Di pemberhentian terakhir mereka, sebuah tugu peringatan perang, para aktivis pemuda itu bergiliran menyampaikan pidato.
"Masyarakat ini tidak normal, kita tidak aman. Pemerintah tidak memenuhi tanggung jawabnya, mengorbankan anak-anak muda ... pelajaran apa yang kami petik dari kejadian Sewol?" kata salah satu pembicara, merujuk pada bencana feri 2014 yang menewaskan lebih dari 300 orang, sebagian besar siswa sekolah menengah.

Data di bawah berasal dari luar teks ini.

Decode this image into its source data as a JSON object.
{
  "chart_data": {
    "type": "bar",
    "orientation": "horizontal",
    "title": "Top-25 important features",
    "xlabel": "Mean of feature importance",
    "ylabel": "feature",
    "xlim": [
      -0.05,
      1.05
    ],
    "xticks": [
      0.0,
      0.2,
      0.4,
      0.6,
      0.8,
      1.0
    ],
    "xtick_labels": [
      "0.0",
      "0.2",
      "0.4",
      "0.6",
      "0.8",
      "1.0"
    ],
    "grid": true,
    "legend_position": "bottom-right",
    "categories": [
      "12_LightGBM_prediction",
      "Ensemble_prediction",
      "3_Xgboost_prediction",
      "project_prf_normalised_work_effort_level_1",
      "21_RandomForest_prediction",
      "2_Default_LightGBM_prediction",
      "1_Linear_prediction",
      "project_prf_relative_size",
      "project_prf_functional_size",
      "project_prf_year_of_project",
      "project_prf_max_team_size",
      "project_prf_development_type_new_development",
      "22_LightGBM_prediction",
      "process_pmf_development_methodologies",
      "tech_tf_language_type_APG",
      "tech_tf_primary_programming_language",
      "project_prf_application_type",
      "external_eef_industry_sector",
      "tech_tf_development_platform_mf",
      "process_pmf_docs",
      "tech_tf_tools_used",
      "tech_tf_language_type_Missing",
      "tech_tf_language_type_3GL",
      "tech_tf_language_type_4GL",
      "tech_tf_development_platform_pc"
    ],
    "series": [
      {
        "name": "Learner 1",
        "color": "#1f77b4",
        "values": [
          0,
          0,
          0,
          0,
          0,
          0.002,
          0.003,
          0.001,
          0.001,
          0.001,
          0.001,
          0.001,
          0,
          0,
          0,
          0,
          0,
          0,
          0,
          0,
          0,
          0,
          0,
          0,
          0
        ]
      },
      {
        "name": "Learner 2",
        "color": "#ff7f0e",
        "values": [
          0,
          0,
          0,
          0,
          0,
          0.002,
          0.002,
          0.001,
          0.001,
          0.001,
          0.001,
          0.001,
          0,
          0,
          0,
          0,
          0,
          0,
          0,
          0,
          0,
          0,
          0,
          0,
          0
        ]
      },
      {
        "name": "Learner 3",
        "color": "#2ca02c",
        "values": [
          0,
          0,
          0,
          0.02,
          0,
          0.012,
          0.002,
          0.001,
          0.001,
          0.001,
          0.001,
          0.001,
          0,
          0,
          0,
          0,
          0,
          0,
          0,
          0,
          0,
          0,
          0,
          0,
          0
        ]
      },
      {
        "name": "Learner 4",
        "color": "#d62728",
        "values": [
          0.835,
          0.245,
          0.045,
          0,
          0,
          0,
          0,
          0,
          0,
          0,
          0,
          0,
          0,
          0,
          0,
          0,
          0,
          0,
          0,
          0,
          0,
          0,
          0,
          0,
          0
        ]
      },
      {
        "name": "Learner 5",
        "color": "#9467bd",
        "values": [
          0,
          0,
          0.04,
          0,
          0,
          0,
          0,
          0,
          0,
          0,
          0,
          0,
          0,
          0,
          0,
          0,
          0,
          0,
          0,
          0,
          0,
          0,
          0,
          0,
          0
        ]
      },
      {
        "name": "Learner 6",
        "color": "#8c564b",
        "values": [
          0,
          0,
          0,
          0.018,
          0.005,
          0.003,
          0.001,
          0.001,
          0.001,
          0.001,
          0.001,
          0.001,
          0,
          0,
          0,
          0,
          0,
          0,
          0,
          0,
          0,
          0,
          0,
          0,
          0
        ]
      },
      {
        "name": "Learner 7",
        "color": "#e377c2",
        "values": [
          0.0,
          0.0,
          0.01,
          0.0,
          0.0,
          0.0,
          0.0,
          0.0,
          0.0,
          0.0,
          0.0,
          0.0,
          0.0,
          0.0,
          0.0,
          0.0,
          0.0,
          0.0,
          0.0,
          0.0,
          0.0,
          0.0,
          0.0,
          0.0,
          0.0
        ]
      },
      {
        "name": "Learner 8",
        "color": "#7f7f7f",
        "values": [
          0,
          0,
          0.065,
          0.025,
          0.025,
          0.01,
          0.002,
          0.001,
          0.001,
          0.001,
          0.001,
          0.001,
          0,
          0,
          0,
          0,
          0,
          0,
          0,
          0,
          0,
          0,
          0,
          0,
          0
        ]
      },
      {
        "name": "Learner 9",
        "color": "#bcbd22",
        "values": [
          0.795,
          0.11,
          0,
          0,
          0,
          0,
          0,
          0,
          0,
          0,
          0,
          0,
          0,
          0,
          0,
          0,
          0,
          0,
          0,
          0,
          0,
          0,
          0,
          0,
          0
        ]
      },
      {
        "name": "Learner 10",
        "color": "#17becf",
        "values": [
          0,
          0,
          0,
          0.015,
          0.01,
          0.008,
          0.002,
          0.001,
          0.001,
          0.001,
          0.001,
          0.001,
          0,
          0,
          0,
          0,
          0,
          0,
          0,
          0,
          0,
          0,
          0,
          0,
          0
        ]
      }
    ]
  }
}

"Mereka selalu menjanjikan perubahan di setiap pemilu. Tapi kenapa selalu ada bencana sosial? Ini yang dipertanyakan anak muda," kata yang lain.
Dua jalur jalan utama ditutup untuk menampung puluhan ribu pengunjuk rasa di Seoul.
Kembali ke Balai Kota, lautan lilin berkelap-kelip saat malam tiba, menyinari wajah para pengunjuk rasa yang memakai masker dalam cahaya yang hangat. Banyak dari mereka adalah orang setengah baya atau lebih tua.
Yeom Sung-won, yang memiliki dua anak yang masih kecil, masih bisa mengingat dengan jelas insiden Sewol.
"Kejadian itu sangat menyedihkan. Dan sulit dipercaya kejadian serupa terjadi lagi. Itu sebabnya saya datang ke sini," kata arsitek berusia 59 tahun itu dengan mata berkaca-kaca. "Hati saya hancur, ini sangat tidak masuk akal."
"Pemerintah telah mengabaikan mereka. Seharusnya melindungi warganya dan mengamankan keselamatan mereka, apa pun yang terjadi."